Most Ag Groups Support Proposal, But Bill Also Faces Ag Opposition Over Provisions
WASHINGTON, D.C., (DTN) — Coalitions of farm groups are at odds over whether the House should vote this week on a bill introduced last week by House Judiciary Committee Chairman Bob Goodlatte, R-Va., to replace the H-2A visa program with an agricultural guest-worker program, known as the H-2C program.
A coalition of more than 200 agriculture groups, including the American Farm Bureau Federation has endorsed the bill, but Western Growers, the largest representative of fruit and vegetable growers in the country, and the California Farm Bureau Federation have come out in strong opposition.
The H-2C program would be available to both seasonal and year-round agricultural employers and provide a visa allocation, but would also require employers use the E-Verify system to make sure workers are legally in the United States.
House Agriculture Committee Chairman Michael Conaway, R-Texas, House Agriculture ranking member Collin Peterson, D-Minn., endorsed the bill.
The American Dairy Coalition said in a news release Monday that supporters are urging House Speaker Paul Ryan, R-Wis. to bring the bill to the floor for a vote before the House leaves Thursday for its long recess until after Labor Day.
“As interior enforcement efforts continue, those who are left without any means to secure a legal workforce are facing disaster. It is now up to Speaker Ryan to decide if the U.S. will end up importing food and putting thousands of domestic jobs at risk or securing a legal workforce we desperately need,” the dairy group said.
Tom Nassif, president and CEO of Western Growers, and Jamie Johansson, president of California Farm Bureau Federation, wrote in an opinion column published in The Fresno Bee on Monday that the provisions would constrict rather than expand the supply of immigrant workers in agriculture.
“The AG and Legal Workforce Act — of which an earlier version has already been soundly defeated in the House — must not be allowed back on the House floor; not before the August recess, not as part of a ‘must-pass bill’ after the break, and certainly not in the lame duck session after the election,” Nassif and Johansson wrote.
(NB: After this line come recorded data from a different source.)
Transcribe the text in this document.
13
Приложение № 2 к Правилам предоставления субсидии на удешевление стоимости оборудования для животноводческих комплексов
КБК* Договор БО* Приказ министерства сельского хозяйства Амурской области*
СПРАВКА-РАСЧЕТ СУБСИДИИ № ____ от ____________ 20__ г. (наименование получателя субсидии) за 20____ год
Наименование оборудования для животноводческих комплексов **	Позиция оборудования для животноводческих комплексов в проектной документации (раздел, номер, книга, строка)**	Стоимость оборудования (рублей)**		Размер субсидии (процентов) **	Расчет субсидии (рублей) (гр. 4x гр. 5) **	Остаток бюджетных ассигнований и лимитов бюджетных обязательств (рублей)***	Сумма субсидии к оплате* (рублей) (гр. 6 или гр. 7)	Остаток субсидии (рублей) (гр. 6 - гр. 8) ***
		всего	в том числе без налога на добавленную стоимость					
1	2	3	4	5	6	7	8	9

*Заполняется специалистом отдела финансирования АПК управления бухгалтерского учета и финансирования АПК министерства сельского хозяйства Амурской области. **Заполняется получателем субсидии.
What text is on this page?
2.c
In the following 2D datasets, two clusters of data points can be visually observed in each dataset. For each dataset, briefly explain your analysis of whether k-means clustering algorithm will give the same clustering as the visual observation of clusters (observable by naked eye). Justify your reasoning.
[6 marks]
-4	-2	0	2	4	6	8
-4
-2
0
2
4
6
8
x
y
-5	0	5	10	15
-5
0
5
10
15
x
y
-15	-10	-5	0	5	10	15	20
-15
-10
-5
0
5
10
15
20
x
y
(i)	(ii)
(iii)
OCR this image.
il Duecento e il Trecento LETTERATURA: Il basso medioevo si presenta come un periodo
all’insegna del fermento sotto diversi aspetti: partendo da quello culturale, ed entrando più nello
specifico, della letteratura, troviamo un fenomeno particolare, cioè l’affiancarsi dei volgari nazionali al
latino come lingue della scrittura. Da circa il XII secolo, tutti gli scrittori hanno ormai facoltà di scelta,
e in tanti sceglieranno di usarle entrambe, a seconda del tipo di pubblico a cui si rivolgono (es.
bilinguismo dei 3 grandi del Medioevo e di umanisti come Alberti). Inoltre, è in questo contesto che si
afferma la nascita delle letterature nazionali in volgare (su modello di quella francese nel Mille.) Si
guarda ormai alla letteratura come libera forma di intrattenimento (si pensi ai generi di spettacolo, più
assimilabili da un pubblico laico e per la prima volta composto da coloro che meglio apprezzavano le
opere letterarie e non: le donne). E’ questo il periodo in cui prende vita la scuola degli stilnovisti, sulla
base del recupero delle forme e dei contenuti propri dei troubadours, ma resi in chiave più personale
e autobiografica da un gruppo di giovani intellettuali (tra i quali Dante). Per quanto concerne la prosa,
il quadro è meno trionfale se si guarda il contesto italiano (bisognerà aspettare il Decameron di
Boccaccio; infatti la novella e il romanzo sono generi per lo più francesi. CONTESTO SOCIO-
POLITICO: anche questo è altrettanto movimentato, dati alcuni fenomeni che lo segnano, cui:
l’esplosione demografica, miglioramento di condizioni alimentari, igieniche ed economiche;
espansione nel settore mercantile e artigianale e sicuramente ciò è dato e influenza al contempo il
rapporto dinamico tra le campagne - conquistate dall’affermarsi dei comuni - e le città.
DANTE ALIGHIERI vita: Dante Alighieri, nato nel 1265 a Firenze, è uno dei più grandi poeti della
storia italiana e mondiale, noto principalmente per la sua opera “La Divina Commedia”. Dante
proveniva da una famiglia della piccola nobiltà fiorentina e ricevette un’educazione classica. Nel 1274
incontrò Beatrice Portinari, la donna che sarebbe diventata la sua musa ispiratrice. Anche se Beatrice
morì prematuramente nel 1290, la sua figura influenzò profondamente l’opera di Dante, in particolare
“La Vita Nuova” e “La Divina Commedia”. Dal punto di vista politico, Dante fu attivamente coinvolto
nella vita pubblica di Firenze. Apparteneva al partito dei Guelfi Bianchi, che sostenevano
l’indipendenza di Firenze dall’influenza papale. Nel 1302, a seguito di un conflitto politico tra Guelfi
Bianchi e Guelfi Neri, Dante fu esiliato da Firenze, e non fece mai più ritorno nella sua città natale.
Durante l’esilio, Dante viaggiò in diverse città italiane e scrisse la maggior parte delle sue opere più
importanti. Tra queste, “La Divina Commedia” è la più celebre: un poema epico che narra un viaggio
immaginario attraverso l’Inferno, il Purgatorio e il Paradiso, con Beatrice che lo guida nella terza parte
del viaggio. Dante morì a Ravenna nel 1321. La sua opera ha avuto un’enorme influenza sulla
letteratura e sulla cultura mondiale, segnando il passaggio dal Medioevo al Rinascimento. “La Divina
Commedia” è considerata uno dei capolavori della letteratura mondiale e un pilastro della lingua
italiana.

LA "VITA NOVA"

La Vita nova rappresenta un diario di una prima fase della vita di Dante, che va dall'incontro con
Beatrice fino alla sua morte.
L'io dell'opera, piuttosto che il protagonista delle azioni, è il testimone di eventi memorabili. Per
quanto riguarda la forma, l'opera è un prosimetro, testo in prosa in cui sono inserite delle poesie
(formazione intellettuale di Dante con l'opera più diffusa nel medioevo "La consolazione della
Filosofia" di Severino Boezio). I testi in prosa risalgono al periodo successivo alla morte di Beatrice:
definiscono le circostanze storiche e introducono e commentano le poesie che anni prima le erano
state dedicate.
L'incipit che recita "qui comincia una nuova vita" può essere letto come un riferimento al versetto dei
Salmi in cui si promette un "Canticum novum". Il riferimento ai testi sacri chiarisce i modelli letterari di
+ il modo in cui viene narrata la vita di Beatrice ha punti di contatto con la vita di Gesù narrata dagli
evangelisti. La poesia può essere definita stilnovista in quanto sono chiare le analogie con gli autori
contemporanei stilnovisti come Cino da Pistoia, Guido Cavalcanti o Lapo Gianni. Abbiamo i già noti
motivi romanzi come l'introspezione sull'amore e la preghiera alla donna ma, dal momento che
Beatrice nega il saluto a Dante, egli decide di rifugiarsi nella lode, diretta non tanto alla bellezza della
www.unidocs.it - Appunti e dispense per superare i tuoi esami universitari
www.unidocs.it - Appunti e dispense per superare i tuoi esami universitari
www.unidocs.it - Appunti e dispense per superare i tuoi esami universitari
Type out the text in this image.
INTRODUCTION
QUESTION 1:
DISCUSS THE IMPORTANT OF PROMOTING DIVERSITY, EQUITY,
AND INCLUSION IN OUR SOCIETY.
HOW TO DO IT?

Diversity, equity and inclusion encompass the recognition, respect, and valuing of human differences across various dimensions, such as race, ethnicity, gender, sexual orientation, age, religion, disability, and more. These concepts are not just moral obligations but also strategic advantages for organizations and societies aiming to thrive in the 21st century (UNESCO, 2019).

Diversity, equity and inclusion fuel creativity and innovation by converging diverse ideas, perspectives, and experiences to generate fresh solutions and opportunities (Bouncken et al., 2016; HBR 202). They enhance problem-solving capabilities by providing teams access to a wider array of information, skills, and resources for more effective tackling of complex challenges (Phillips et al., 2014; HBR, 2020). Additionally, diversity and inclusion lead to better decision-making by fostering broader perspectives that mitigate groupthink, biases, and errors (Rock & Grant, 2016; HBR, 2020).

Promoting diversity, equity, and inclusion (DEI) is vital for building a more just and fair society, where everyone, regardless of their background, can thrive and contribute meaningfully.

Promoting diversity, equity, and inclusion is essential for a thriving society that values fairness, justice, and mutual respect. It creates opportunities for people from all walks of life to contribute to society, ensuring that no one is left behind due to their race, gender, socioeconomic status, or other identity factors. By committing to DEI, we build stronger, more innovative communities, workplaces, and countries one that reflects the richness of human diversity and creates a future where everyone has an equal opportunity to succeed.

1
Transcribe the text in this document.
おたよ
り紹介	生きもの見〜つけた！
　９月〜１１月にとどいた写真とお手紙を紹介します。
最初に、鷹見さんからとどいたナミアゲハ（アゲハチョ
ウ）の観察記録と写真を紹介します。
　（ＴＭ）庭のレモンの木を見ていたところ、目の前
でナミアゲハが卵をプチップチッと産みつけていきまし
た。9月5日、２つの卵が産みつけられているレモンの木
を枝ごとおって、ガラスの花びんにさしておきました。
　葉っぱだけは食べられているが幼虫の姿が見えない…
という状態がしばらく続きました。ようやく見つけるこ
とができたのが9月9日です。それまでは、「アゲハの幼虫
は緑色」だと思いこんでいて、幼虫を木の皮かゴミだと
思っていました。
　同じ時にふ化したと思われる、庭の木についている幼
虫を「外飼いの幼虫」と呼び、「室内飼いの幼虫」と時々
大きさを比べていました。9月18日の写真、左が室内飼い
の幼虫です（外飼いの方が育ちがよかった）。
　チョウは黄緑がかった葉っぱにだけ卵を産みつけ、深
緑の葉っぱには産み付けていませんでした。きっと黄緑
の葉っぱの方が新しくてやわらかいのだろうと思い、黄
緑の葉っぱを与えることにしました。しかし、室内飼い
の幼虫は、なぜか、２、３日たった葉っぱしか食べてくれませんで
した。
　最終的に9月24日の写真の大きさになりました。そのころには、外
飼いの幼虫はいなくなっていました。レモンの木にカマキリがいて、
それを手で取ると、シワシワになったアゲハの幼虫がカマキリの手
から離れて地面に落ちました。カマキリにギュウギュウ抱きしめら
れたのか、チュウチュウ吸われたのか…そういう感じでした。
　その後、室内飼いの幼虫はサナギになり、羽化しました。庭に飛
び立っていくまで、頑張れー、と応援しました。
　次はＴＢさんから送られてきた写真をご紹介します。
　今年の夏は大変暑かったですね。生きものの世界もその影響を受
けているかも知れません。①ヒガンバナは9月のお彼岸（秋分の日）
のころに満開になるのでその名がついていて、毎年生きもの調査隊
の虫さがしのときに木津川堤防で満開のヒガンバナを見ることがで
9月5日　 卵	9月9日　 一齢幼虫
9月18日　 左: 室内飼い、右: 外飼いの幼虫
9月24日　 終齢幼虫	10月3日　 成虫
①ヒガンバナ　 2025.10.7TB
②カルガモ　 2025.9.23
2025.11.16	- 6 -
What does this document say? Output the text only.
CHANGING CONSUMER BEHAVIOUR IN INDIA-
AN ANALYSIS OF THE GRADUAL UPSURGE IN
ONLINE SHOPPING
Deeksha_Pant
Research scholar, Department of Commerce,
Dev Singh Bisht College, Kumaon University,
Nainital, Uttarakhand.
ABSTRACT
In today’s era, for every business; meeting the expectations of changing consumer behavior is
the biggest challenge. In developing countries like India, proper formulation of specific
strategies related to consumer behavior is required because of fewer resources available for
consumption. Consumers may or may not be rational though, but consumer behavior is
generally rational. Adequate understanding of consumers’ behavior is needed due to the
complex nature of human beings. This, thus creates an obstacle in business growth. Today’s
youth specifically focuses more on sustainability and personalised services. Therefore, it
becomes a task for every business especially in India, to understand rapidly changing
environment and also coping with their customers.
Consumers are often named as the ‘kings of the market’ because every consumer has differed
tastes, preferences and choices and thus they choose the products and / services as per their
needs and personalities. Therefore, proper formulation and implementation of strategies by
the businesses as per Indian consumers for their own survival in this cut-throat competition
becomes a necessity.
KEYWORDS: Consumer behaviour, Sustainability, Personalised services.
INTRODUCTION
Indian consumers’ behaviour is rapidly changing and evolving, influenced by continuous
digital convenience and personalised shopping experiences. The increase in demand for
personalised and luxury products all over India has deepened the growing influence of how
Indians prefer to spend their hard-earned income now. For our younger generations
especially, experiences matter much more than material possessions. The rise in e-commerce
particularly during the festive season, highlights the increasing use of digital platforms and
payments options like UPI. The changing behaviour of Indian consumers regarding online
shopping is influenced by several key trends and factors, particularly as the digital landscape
Goodlatte’s bill “would enact E-Verify without providing adequate protections for existing farm workers or properly ensuring a sufficient flow of future guest workers” Nassif and Johansson wrote.
In an earlier column, Nassif and Johansson said that the bill’s “so-called ‘touchback provision’ for existing workers is a nonstarter.”
“Many of our farmworkers have lived in the United States for years, decades in some cases, and have families with deep ties to their local communities,” they wrote.
“Very few are willing to voluntarily declare their unauthorized status and that of their spouses to become part of a guest worker program that requires them to leave the country for extended periods of time, hoping new visas are granted and renewed. Consequently, these farmworkers will be driven deeper into the shadows, and will ultimately become unavailable to farmers as mandatory E-Verify kicks in.”
They added that “while several of the provisions represent an improvement over the current system, the imposition of a cap would severely restrict farmers’ access to an adequate supply of employees, especially since most of our current workers would disappear under the touchback provision of the bill.”